Immediately contrite, she thought: I am just as judgmental and insensitive, just as dogmatic. What right do I have …?
“I am Mrs MacDougall,” the woman said, extending her hand in mournful reproof, “and I do reproach myself for not explaining adequately the formality of the … you poor child, you must be dying of embarrassment.”
“No, oh no, not at all,” Juliet said hastily. She set the teapot down and took Mrs MacDougall’s soft-gloved hand in her own. “It’s entirely my fault. I’m sorry, truly I am. I didn’t even stop to think you might be hurt. I just thought it better to establish that I’m not the tea-pouring type. I’m only a faculty wife by a kind of accident. I mean I don’t think of myself that way at all.”
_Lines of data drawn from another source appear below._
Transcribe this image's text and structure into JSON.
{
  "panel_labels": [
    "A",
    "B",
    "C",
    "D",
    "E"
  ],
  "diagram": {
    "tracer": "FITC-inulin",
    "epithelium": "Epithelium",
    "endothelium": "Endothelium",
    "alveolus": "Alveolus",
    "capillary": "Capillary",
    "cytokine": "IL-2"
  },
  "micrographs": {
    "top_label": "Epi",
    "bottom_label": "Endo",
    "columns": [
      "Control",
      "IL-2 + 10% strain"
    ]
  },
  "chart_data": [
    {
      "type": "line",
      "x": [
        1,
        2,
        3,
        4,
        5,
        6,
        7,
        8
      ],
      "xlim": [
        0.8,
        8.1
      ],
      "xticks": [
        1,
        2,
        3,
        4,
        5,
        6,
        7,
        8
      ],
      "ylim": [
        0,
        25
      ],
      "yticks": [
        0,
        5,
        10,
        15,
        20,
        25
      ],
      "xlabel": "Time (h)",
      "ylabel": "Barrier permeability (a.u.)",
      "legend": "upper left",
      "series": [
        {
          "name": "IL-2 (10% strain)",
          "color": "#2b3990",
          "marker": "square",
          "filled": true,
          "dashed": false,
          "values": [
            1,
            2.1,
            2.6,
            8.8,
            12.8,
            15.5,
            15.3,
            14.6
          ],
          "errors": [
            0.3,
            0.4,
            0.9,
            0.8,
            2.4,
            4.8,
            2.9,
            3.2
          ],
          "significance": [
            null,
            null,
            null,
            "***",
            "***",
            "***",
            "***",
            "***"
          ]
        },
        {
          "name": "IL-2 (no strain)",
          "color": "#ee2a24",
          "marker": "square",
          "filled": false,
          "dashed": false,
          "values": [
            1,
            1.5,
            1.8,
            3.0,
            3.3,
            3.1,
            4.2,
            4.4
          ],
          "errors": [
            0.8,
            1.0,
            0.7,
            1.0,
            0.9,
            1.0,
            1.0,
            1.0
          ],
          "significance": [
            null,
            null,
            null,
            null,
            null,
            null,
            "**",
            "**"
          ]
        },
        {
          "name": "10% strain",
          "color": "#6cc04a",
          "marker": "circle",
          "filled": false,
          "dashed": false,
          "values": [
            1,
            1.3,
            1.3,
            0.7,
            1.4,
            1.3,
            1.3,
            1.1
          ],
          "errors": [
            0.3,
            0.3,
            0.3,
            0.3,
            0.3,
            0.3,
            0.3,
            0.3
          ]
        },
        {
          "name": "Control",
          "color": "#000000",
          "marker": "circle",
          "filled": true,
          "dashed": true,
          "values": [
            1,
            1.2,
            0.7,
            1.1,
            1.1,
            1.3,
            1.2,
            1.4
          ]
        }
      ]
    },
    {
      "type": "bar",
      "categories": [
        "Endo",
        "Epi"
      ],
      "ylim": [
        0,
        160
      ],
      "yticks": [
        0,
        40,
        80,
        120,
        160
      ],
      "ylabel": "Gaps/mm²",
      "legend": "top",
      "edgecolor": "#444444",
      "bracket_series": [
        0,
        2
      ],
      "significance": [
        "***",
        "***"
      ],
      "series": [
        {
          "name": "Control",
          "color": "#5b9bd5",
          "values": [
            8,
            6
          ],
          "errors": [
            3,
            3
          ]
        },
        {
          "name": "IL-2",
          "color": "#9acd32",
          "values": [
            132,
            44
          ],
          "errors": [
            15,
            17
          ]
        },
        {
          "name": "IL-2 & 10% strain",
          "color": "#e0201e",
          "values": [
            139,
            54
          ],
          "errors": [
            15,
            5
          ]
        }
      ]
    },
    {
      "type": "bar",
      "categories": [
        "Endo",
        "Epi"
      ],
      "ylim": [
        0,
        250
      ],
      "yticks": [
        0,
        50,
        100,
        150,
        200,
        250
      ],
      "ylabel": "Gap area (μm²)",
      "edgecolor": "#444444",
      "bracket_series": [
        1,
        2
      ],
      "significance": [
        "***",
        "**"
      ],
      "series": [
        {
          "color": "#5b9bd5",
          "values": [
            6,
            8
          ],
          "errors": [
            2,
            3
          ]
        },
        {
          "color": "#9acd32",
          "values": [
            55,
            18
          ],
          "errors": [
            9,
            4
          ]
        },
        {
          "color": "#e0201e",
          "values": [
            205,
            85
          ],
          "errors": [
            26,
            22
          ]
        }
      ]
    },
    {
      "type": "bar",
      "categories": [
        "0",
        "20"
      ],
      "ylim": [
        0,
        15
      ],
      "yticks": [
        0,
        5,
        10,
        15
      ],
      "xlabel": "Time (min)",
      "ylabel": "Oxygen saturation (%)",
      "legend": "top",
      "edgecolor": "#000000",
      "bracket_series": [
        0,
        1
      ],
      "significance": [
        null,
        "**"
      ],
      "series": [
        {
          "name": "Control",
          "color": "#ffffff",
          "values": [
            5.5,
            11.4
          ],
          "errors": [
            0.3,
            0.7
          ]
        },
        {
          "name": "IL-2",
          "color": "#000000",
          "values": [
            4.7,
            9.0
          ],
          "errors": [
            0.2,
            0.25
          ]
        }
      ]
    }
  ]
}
Mrs MacDougall put a slightly trembling hand to the cameo brooch at her throat. “There are some of us,” she said softly, “who made brief brave stands a few centuries ago when we were young. And had to spend our lives learning to take defeat gracefully. My dear — Juliet, isn’t it? — I believe I will like you, but I fear for you. I hope Winston will not be too unkind.”
It seemed a quaint warning and Juliet never gave it a second thought. But there were many guests at the alumnae reunion who were less inclined to make allowances, and though Juliet was indifferent to their disapproval she was to learn, over the years, that a small town has subtle and sometimes vicious ways of not forgiving deviations from the norm.
Juliet imagined the Nair women pouring tea under the savage sun. I’m afraid, she thought she heard them murmuring to one another, that Yashoda is not being very nice about the proprieties. I’m afraid she is not fitting in.